Analyses of biopsy-based indicators showed that the T2:ERG score was correlated with the number of cores that were positive, the percentage of cores that were positive, and the greatest percentage involvement of any core by cancer, according to Dr. Wei. Also, the median score was higher among patients with biopsy-significant cancer as defined by Epstein criteria.

Analyses of prostatectomy-based indicators showed that the T2:ERG score was correlated with the maximum tumor dimension. In addition, the median score was higher among patients who had an upgrade of the Gleason score between biopsy and prostatectomy, a prostatectomy Gleason score of greater than 6, and prostatectomy-significant cancer as defined from tumor characteristics.

Compared with the PCPT (Prostate Cancer Prevention Trial) risk score alone, the combination of this score with the T2:ERG score more accurately identified men who had prostate cancer (area under the curve, 0.75 vs. 0.65).

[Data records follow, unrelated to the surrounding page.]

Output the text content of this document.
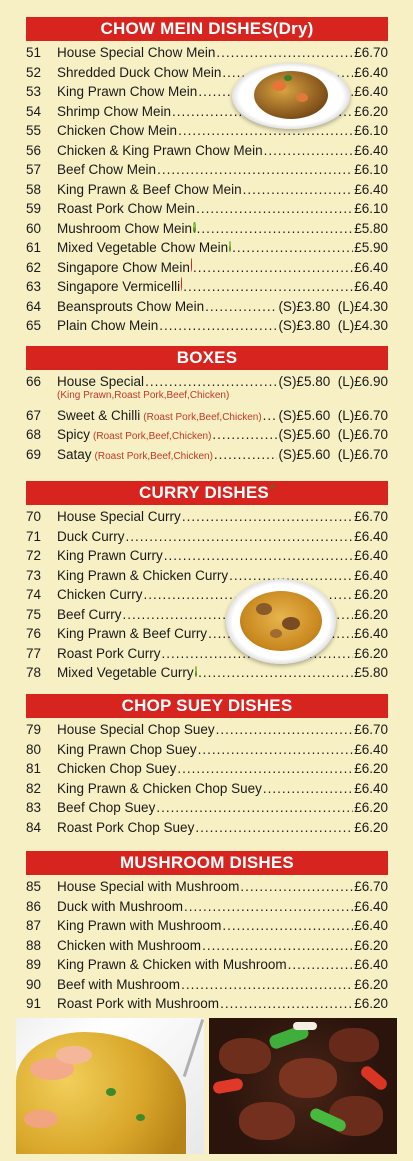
CHOW MEIN DISHES(Dry)
51	House Special Chow Mein .....	£6.70
52	Shredded Duck Chow Mein .....	£6.40
53	King Prawn Chow Mein .....	£6.40
54	Shrimp Chow Mein .....	£6.20
55	Chicken Chow Mein .....	£6.10
56	Chicken & King Prawn Chow Mein .....	£6.40
57	Beef Chow Mein .....	£6.10
58	King Prawn & Beef Chow Mein .....	£6.40
59	Roast Pork Chow Mein .....	£6.10
60	Mushroom Chow Mein .....	£5.80
61	Mixed Vegetable Chow Mein .....	£5.90
62	Singapore Chow Mein .....	£6.40
63	Singapore Vermicelli .....	£6.40
64	Beansprouts Chow Mein .....	(S)£3.80  (L)£4.30
65	Plain Chow Mein .....	(S)£3.80  (L)£4.30
BOXES
66	House Special .....	(S)£5.80  (L)£6.90
(King Prawn,Roast Pork,Beef,Chicken)
67	Sweet & Chilli (Roast Pork,Beef,Chicken) ..... (S)£5.60  (L)£6.70
68	Spicy (Roast Pork,Beef,Chicken) .....	(S)£5.60  (L)£6.70
69	Satay (Roast Pork,Beef,Chicken) .....	(S)£5.60  (L)£6.70
CURRY DISHES
70	House Special Curry .....	£6.70
71	Duck Curry .....	£6.40
72	King Prawn Curry .....	£6.40
73	King Prawn & Chicken Curry .....	£6.40
74	Chicken Curry .....	£6.20
75	Beef Curry .....	£6.20
76	King Prawn & Beef Curry .....	£6.40
77	Roast Pork Curry .....	£6.20
78	Mixed Vegetable Curry .....	£5.80
CHOP SUEY DISHES
79	House Special Chop Suey .....	£6.70
80	King Prawn Chop Suey .....	£6.40
81	Chicken Chop Suey .....	£6.20
82	King Prawn & Chicken Chop Suey .....	£6.40
83	Beef Chop Suey .....	£6.20
84	Roast Pork Chop Suey .....	£6.20
MUSHROOM DISHES
85	House Special with Mushroom .....	£6.70
86	Duck with Mushroom .....	£6.40
87	King Prawn with Mushroom .....	£6.40
88	Chicken with Mushroom .....	£6.20
89	King Prawn & Chicken with Mushroom .....	£6.40
90	Beef with Mushroom .....	£6.20
91	Roast Pork with Mushroom .....	£6.20
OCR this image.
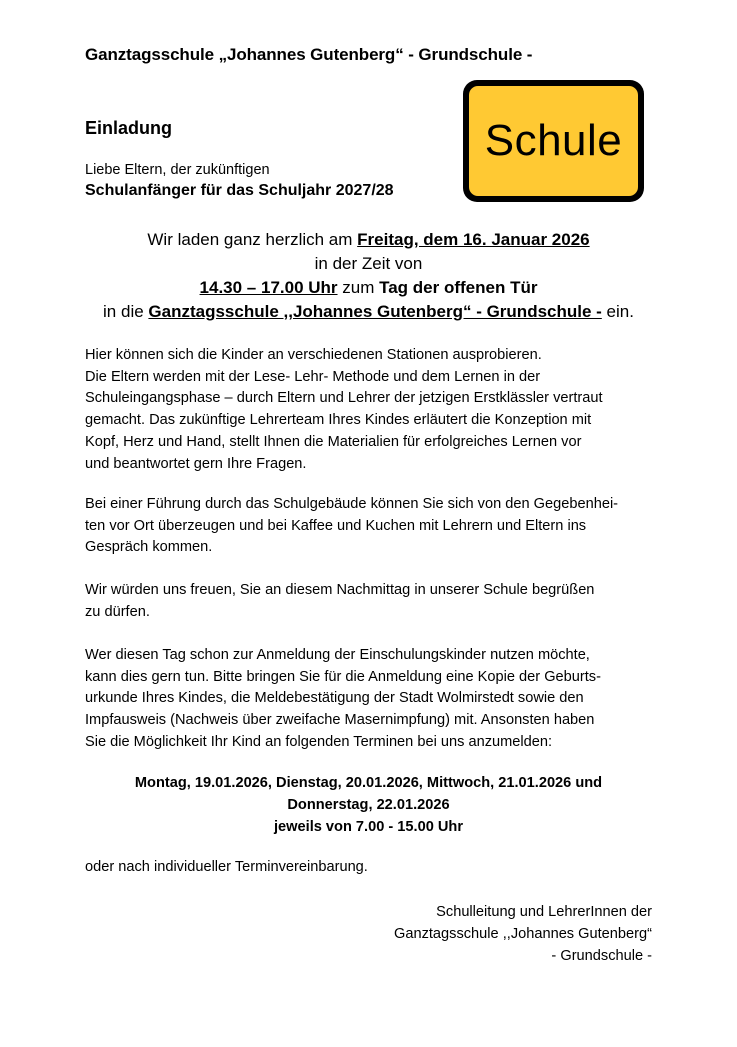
Ganztagsschule „Johannes Gutenberg“ - Grundschule -
Schule
Einladung
Liebe Eltern, der zukünftigen
Schulanfänger für das Schuljahr 2027/28
Wir laden ganz herzlich am Freitag, dem 16. Januar 2026
in der Zeit von
14.30 – 17.00 Uhr zum Tag der offenen Tür
in die Ganztagsschule ,,Johannes Gutenberg“ - Grundschule - ein.
Hier können sich die Kinder an verschiedenen Stationen ausprobieren.
Die Eltern werden mit der Lese- Lehr- Methode und dem Lernen in der
Schuleingangsphase – durch Eltern und Lehrer der jetzigen Erstklässler vertraut
gemacht. Das zukünftige Lehrerteam Ihres Kindes erläutert die Konzeption mit
Kopf, Herz und Hand, stellt Ihnen die Materialien für erfolgreiches Lernen vor
und beantwortet gern Ihre Fragen.
Bei einer Führung durch das Schulgebäude können Sie sich von den Gegebenhei-
ten vor Ort überzeugen und bei Kaffee und Kuchen mit Lehrern und Eltern ins
Gespräch kommen.
Wir würden uns freuen, Sie an diesem Nachmittag in unserer Schule begrüßen
zu dürfen.
Wer diesen Tag schon zur Anmeldung der Einschulungskinder nutzen möchte,
kann dies gern tun. Bitte bringen Sie für die Anmeldung eine Kopie der Geburts-
urkunde Ihres Kindes, die Meldebestätigung der Stadt Wolmirstedt sowie den
Impfausweis (Nachweis über zweifache Masernimpfung) mit. Ansonsten haben
Sie die Möglichkeit Ihr Kind an folgenden Terminen bei uns anzumelden:
Montag, 19.01.2026, Dienstag, 20.01.2026, Mittwoch, 21.01.2026 und
Donnerstag, 22.01.2026
jeweils von 7.00 - 15.00 Uhr
oder nach individueller Terminvereinbarung.
Schulleitung und LehrerInnen der
Ganztagsschule ,,Johannes Gutenberg“
- Grundschule -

Dr. Wei noted that at cutoff scores of 100 and 200, the T2:ERG assay had high specificity for distinguishing between patients with and without cancer (88%–93%), with biopsy-significant and -insignificant cancer (85%–95%), and with prostatectomy-significant and -insignificant cancer (95%–100%).

Independent trials of the assay are needed, Dr. Wei acknowledged.

In the second study, investigators tested the same T2:ERG assay using urine specimens that were collected after digital rectal examination from 471 men who were scheduled for prostate cancer biopsy at community clinics, according to Dr. James B. Amberson.

Some 44% of patients had positive biopsies, he reported. The median age was 66 years in the patients with cancer and 63 years in the patients without it. The median serum PSA level was 5.0 and 4.3 ng/mL, respectively.

When used alone, the T2:ERG score had a high specificity (87%) for detection of biopsy-proven cancer, reported Dr. Amberson, divisional medical director of Dianon Systems Inc., the manufacturer of another test that was also used in the study. Sensitivity was 39%.

The median T2:ERG score was higher in patients who had a Gleason score of 7 or greater, involvement of more than 50% of positive cores by cancer, and three or more positive cores.

“The T2:ERG assay significantly improved the diagnostic accuracy of a logistic regression model” for prostate cancer detection, said Dr. Amberson.

Dr. Wei and Dr. Amberson reported receiving research funding from Gen-Probe Inc. Some coauthors of both studies disclosed employment or leadership roles and stock ownership in Gen-Probe.